University Of Pennsylvania, Philadelphia PA

Investigators

Abstract

PROJECT SUMMARY/ABSTRACT Sickle cell disease (SCD) and thalassemia are most common genetic disorders worldwide and cause early mortality and suffering. Reversal of the developmental hemoglobin switch to increase levels of fetal hemoglobin, encoded by HBG, reduces SCD complications. Previous work over several decades has elucidated several key transcription factors required to repress HBG expression, but they have proven difficult to target therapeutically with small molecules. Therefore, a deeper understanding of how cell type and context-specific gene expression programs are coordinated throughout development is essential to design therapies that reactivate HBG selectively while sparing other blood cell lineages.

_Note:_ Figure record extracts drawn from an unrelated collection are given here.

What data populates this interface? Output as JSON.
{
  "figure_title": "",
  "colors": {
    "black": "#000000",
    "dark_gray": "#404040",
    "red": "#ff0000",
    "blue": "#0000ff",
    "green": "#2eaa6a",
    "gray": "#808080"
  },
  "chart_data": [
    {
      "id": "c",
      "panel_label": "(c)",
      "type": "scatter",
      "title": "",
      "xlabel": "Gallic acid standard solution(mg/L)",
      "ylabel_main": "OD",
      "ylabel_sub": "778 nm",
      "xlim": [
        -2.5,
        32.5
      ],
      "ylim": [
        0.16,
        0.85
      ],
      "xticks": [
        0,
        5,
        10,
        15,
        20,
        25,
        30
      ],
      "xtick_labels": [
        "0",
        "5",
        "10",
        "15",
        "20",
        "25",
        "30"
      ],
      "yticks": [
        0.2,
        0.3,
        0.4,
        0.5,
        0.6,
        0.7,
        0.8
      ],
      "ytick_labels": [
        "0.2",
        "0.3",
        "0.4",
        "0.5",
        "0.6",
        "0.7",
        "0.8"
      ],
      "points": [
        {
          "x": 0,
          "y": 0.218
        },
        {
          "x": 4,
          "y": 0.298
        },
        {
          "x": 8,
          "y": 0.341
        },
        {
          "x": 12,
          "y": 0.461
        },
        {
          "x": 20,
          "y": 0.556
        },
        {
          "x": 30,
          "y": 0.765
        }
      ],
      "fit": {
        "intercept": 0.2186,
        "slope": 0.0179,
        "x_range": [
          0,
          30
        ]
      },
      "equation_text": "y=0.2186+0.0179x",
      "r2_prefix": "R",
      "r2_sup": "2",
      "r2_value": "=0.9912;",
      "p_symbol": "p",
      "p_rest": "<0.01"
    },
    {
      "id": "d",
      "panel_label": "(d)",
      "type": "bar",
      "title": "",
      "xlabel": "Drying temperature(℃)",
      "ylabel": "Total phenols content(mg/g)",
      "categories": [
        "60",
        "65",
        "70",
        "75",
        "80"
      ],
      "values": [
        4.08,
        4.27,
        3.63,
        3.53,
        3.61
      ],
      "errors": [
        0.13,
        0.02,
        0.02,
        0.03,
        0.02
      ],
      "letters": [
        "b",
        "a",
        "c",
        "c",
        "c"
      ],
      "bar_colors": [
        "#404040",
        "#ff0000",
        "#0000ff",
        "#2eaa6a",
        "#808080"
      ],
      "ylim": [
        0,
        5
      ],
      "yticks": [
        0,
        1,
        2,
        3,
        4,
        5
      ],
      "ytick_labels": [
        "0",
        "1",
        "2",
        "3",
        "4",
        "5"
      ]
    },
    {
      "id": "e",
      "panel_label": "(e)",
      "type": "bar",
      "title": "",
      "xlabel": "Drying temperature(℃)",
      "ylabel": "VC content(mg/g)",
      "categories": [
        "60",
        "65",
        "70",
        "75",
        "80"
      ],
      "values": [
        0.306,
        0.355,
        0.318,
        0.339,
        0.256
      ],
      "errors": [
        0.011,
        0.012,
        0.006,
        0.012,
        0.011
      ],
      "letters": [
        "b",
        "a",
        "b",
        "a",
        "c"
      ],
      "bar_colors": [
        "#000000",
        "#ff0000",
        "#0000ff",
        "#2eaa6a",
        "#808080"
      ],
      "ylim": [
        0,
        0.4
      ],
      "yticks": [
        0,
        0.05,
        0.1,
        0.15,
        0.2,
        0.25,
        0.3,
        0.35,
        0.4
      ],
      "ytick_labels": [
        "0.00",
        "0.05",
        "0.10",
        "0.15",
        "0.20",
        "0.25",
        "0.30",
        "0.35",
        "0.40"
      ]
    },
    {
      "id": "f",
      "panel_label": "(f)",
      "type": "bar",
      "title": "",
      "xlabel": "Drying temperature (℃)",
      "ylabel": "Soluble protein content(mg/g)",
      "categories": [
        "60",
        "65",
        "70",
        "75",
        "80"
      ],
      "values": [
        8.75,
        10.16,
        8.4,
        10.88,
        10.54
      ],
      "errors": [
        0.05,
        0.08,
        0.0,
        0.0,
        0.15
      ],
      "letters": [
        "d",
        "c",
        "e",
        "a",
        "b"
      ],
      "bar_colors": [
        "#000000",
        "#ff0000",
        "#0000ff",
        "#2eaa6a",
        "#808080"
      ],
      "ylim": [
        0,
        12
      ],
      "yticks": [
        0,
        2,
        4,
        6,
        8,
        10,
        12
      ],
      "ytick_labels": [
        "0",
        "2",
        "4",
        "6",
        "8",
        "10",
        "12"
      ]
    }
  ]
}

While transcription factor recruitment is considered a key control point for gene specificity, less is known about the selectivity of co-regulatory complexes. This proposal focuses on one such transcriptional co-activator complex, SAGA, and aims to disentangle its functions throughout human hematopoiesis. My overarching hypothesis is that despite its ubiquitous expression, SAGA has gene- and cell type-specific functions across hematopoiesis. Aim 1 elucidates its gene-specific roles using precision base editing approaches and functional genomics. I will fine-map SAGA subunit functions both genome-wide and on globin gene regulation during erythroid development and differentiation. Aim 2 investigates the distinct roles of SAGA amongst human blood cell lineages using both in vitro and in vivo xenograft model systems. The proposed research builds on my expertise in developmental hematology, genomics, and genome editing and provides a generalizable framework to dissect the functions of multi-subunit complexes and gene pathways. Through this detailed molecular mapping of the SAGA complex, I will examine how SAGA impacts specific loci in primary hematopoietic cells across both lineage and developmental state. While targeting ubiquitous factors has been viewed as therapeutically undesirable, this proposal revisits this concept by focusing on SAGA to discover new context-specific functions that could direct future precision therapies for SCD and other blood disorders.